Vor zwei Jahren, im März 2020, gab es in Deutschland den ersten Lockdown. Arbeiten im Homeoffice ist seitdem für viele Menschen alltäglich geworden. Unser Verständnis von Arbeit, Privatsphäre und digitaler Kontrolle hat sich dadurch grundlegend verändert. Ein Vortrag des Soziologen Carsten Ochs.
So kannten wir es vor der Pandemie: arbeiten, das tun wir im Büro, im Café, auf der Baustelle – jedenfalls nicht in unserem Wohnzimmer oder gar im Schlafzimmer. Die räumliche Trennung von Arbeit und Privatleben war für die meisten selbstverständlich. Mit dem Lockdown vor zwei Jahren hat sich das schlagartig verändert.
"Die Verlagerung der Arbeit ins Homeoffice stellt einen zeitweisen, aber sehr ernsthaften Bruch mit Strukturen der modernen Gesellschaft dar."
Homeoffice funktioniert nicht in allen Berufen – Häuser kann man nur auf der Baustelle bauen, Patienten müssen am Krankenbett versorgt werden. Aber viele Arbeit lässt sich auch am Computer von zu Hause aus erledigen.

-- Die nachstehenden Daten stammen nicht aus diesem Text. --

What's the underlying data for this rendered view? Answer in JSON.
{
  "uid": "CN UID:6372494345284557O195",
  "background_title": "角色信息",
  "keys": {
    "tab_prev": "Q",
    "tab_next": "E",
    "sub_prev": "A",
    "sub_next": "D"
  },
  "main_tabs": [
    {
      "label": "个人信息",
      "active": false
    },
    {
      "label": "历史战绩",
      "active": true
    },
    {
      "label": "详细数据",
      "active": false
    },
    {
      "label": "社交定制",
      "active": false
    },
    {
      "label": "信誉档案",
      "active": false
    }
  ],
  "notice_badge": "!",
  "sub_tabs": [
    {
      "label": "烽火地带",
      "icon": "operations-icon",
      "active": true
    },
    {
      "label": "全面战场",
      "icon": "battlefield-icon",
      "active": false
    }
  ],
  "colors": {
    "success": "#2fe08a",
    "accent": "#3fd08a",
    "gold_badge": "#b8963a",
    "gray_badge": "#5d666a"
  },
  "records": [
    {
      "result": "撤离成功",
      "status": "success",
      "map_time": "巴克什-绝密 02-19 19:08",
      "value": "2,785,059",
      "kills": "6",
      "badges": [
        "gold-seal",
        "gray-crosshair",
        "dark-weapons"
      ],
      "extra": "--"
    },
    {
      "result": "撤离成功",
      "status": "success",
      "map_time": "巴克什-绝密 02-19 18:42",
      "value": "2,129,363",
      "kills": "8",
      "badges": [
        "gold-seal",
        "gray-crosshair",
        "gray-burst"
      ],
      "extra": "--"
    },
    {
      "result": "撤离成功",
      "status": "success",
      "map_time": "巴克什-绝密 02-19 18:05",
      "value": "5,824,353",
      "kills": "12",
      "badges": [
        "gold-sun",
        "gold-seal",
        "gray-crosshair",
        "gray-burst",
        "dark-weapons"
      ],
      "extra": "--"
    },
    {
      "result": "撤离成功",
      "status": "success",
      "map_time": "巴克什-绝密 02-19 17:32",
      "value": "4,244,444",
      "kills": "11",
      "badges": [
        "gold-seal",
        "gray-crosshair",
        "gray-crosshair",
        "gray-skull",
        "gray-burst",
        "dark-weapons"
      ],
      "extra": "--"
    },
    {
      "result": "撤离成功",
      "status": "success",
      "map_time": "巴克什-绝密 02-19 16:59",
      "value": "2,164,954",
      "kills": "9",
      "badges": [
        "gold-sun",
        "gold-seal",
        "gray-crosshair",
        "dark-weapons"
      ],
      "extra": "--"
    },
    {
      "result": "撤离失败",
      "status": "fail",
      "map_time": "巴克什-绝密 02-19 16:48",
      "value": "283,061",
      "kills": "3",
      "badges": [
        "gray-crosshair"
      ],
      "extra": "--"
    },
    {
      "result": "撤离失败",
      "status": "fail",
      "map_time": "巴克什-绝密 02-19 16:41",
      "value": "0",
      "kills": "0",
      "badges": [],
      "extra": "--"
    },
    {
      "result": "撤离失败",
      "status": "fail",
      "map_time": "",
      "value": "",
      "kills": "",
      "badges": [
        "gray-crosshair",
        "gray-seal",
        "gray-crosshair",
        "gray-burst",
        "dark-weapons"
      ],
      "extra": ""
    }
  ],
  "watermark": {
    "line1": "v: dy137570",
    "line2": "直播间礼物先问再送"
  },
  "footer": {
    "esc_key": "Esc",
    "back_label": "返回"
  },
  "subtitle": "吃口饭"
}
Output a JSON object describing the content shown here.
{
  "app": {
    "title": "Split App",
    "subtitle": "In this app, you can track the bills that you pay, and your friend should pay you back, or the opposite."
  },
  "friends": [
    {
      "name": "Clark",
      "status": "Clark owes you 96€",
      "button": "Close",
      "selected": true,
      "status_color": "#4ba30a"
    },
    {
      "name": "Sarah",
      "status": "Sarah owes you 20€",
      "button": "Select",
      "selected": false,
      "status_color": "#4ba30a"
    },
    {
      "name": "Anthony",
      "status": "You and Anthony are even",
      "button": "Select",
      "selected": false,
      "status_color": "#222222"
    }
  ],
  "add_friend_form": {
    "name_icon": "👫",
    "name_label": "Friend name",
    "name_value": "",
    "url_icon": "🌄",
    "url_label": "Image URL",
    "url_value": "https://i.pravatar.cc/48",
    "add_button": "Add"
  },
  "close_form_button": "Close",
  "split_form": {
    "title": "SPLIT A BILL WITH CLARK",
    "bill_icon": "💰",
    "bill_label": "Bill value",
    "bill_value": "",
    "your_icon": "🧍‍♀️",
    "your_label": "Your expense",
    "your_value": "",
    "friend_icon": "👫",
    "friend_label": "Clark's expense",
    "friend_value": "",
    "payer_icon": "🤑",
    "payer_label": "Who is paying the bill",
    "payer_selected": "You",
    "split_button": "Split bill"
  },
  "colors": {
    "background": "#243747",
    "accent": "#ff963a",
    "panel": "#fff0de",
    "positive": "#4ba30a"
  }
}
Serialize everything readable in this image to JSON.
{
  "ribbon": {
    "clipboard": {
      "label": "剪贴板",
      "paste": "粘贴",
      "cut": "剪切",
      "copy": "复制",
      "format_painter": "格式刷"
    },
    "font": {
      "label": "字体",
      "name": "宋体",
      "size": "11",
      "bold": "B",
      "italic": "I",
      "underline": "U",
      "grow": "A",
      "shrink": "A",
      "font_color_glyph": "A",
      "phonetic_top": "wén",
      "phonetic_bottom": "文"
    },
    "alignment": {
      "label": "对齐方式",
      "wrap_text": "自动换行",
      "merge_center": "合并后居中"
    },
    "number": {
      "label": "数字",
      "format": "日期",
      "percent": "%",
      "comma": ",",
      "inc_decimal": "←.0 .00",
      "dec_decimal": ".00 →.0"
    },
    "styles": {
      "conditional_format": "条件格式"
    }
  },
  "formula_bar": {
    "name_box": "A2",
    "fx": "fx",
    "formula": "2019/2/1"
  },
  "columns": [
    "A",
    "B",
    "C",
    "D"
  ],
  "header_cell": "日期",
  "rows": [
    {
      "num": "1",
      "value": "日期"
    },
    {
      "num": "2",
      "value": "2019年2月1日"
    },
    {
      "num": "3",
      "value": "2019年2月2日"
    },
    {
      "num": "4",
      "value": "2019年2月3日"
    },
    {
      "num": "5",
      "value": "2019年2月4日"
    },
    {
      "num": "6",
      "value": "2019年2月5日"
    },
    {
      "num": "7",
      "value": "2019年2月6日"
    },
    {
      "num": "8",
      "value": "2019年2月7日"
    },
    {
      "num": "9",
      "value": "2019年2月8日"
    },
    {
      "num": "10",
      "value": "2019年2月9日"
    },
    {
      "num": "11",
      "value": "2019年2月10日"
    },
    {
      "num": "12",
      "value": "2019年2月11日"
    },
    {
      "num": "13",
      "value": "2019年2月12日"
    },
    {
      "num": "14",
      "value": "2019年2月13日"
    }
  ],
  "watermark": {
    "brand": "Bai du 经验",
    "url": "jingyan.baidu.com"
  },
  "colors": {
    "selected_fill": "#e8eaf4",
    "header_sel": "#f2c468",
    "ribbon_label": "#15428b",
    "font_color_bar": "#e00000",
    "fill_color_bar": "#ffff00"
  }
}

Homeoffice bedeutet auch mehr Freiheit
Doch nun findet diese Arbeit in einem völlig anderen Umfeld statt. Wir hocken alleine vor dem Bildschirm, sehen keine Kolleg*innen mehr auf dem Gang vor dem Büro oder in der Caféteria. In den Arbeitspausen kann ich die Waschmaschine beladen, mit dem Hund spazieren gehen oder Mittagessen kochen. Das ist einerseits eine neue Art von Freiheit.
"Die historische Trennung von privater, familialer Sphäre einerseits und Arbeitswelt andererseits hat eine Regulierung der Arbeit ermöglicht."
Diese Freiheit geht aber einher mit einer neuen Art von Kontrolle, sagt Carsten Ochs. Er ist Soziologe an der Universität Kassel und forscht zum Thema Privatheit. Digitales Arbeiten lässt sich weitgehend überwachen, sagt Ochs.
Im Homeoffice fehlt die Regulierung
Gleichzeitig sind Arbeitnehmer*innen und Selbstständige im Homeoffice auf sich gestellt. Sie müssen die Erwartungen ihrer Arbeitgeber*innen oder Auftragsgeber*innen erfüllen, ihnen fehlt aber der Arbeitsschutz und die Regulierung von Arbeit, die im Büro früher galten.
"'Macht, was ihr wollt! Aber wenn ihr die Erwartungen nicht erfüllt, seid ihr raus.' - Das ist die Logik der Kontrollgesellschaft. Sie mündet in ein permanentes Hamsterrad, in dem man immer weiter läuft, weil man befürchtet, sonst aus dem Spiel genommen zu werden."
Das Ergebnis ist, dass sich viele Menschen in einem permanenten Arbeiten gefangen fühlen. Denn im Hintergrund schwebt die Angst, einfach rauszufliegen, wenn man den Ansprüchen nicht genügt. Deswegen, argumentiert Ochs, benötigen wir dringend neue Maßnahmen, die das digitale Arbeiten verbindlich regulieren, auch über die Pandemie hinaus.
"Die Invasion in die Privatsphäre durch das digitale Homeoffice hat verdeutlicht, dass wir politische, kollektiv verbindliche, regulatorische Maßnahmen zur Machtbeschränkung benötigen."
Der Vortrag von Carsten Ochs hat den Titel "Invasion in die Privatsphäre? Soziologische Anmerkungen zum digitalen Homeoffice in der Corona-Pandemie". Er hat diesen Vortrag eigens für den Hörsaal geschrieben und eingesprochen anlässlich des zweiten Jahrestages des Corona-Lockdowns in Deutschland.